Se calhar ainda vou pagar por esta visão europeísta, mas actualmente não consigo ver as coisas de outra forma, depois do que trabalhei, construi e colaborei com este país, e o retorno que tive dele.

:|

bjocas

carlota disse...

A natureza é sábia nisto dos filhos.
Por exemplo um pássaro, choca os ovos e depois de nascidos os filhotes alimentas-os deseperadamente com um instinto protector desmedido, mas tambem é essa mãe pássaro que os tira para fora do ninho e muitas vezes empurra-os para o 1º vôo.
Nós educamos os nossos filhos e tentamos passar-lhes os nossos valores e aquilo que desejamos para eles.
Eles crescem e fazem as suas opções.
Nós apenas passamos a ser uma base onde eles sabem que podem aterrar em segurança e daqui partir para novos vôos.
Quanto ás Touradas sou suspeita para falar porque adoro...e desde muito pequenina que gosto, no entanto isso não diminui o meu amor pelos animais.

PDuarte disse...

caramba, tinha logo que escolher o blogue que escolhi para blogue do mês.
ou temos algo em comum ou vou jogar no euromolhões.

ana v. disse...

Patti, percebo muito bem essa duplicidade. Se quiser, escrevi sobre isso também no Porta do Vento. Espero que ajude...
Está aqui o link: http://portadovento.blogs.sapo.pt/110347.html

beijinho

Patti disse...

Ana:
Bem vinda ao Ares.

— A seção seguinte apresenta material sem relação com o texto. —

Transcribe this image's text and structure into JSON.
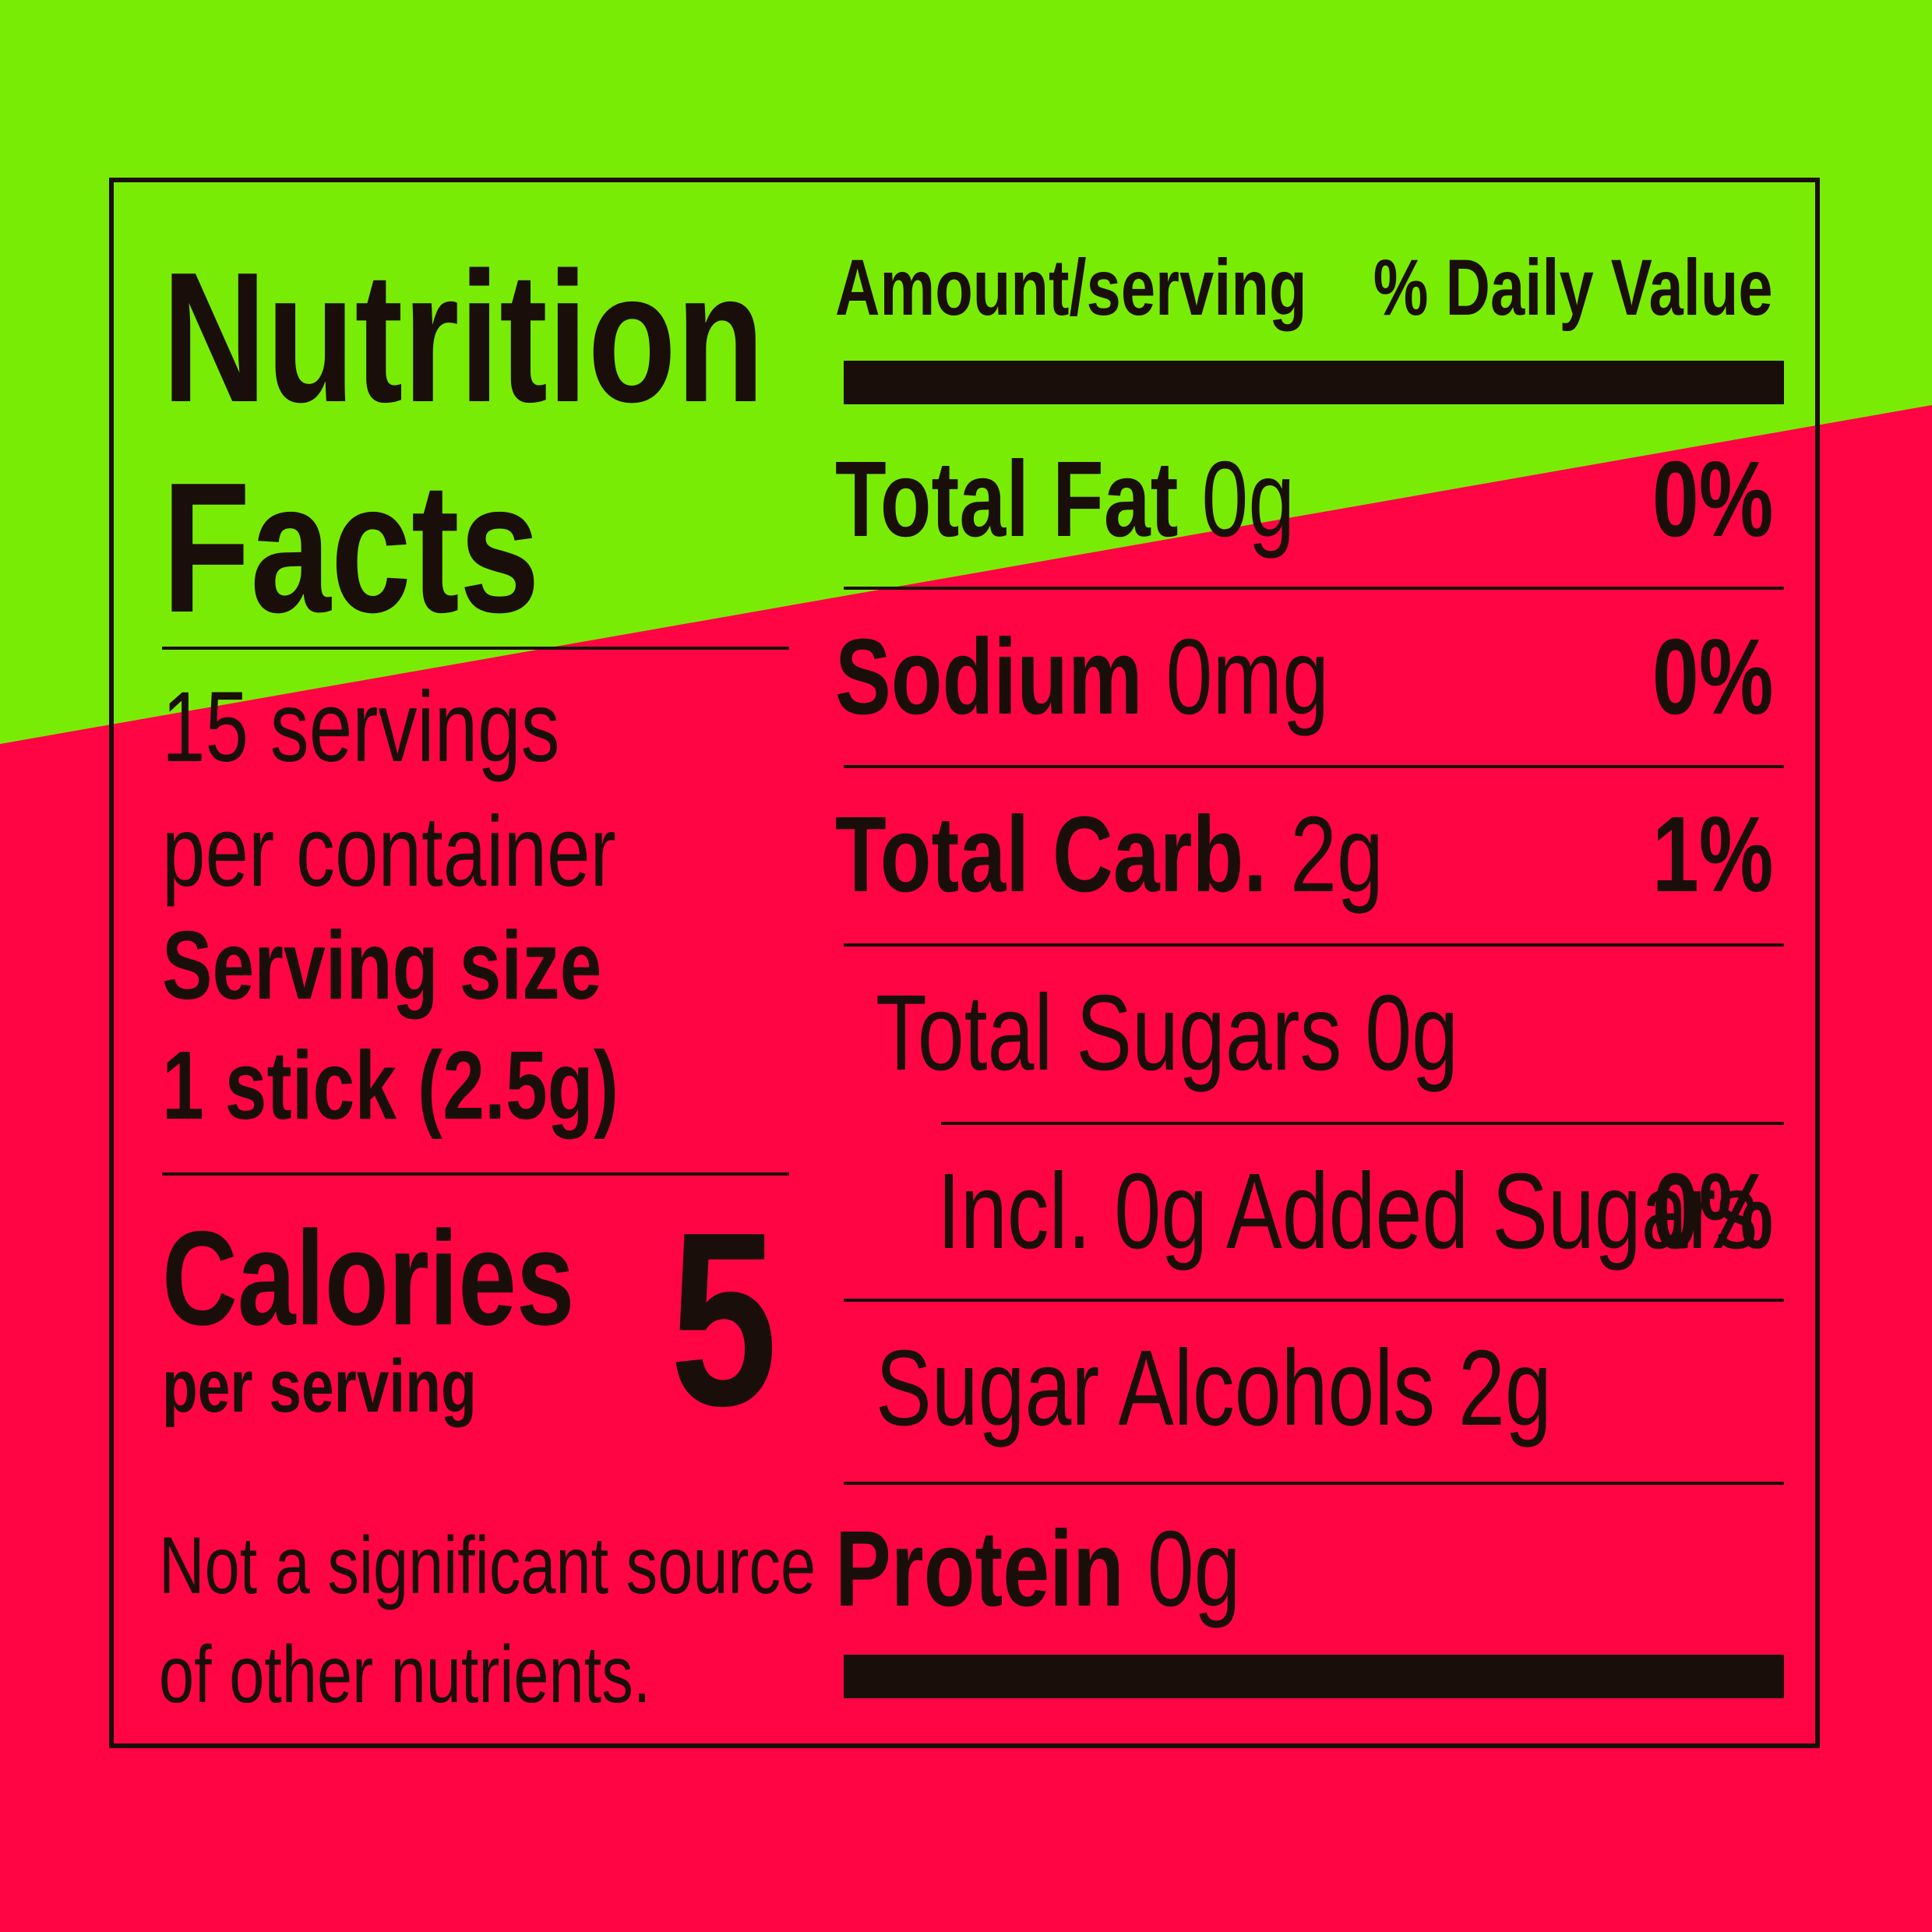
{
  "colors": {
    "background_top": "#79ec06",
    "background_bottom": "#ff0543",
    "ink": "#1a0e0a"
  },
  "left": {
    "title_line1": "Nutrition",
    "title_line2": "Facts",
    "servings_line1": "15 servings",
    "servings_line2": "per container",
    "serving_size_label": "Serving size",
    "serving_size_value": "1 stick (2.5g)",
    "calories_label": "Calories",
    "calories_sub": "per serving",
    "calories_value": "5",
    "footnote_line1": "Not a significant source",
    "footnote_line2": "of other nutrients."
  },
  "right": {
    "header_amount": "Amount/serving",
    "header_dv": "% Daily Value",
    "rows": [
      {
        "name": "Total Fat",
        "amount": "0g",
        "dv": "0%"
      },
      {
        "name": "Sodium",
        "amount": "0mg",
        "dv": "0%"
      },
      {
        "name": "Total Carb.",
        "amount": "2g",
        "dv": "1%"
      },
      {
        "name": "Total Sugars 0g",
        "amount": "",
        "dv": ""
      },
      {
        "name": "Incl. 0g Added Sugars",
        "amount": "",
        "dv": "0%"
      },
      {
        "name": "Sugar Alcohols 2g",
        "amount": "",
        "dv": ""
      },
      {
        "name": "Protein",
        "amount": "0g",
        "dv": ""
      }
    ]
  }
}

Estive a ler o seu post e é isso mesmo que relata, de uma forma clara, corajosa e emotiva.
Volte sempre.

f@ disse...

Post sensível e bonito... tb gosto dos animais todos ... mas moscas nem me fales... não posso com moscas... detesto... ando sempre a suplicar que me fechem as portas... que entre de "rabo" pequeno e rápido... porque até para as matar me dá nojo...
coincidência que o meu filho tb gosta mto de tourada.. coisa que eu tb não sei explicar.. parece-me que tem algo de espectacular nos passo dos animais tipo bailado... ...mas eu não sei ver assim...
A compreensão e a tolerância fazem milagres...

em azul disse...

Gostei muito de ler, Patti
Este post fala de ternura.

Beijo

Su. disse...

Que te posso dizer para não desatar num arraial de palavras a dizer mal das touradas e das caçadas que foram assuntos mais que discutidos com o meu pai, amante tb dos animais, enfim… SIM, deixemo-los voar, estamos aqui para isso, para lhes ensinar a voar segundo as melhores técnicas n para controlar o voo, e lá sabem eles que só quem tem a sorte de ter um bom mestre de voo chega mais alto… beijos.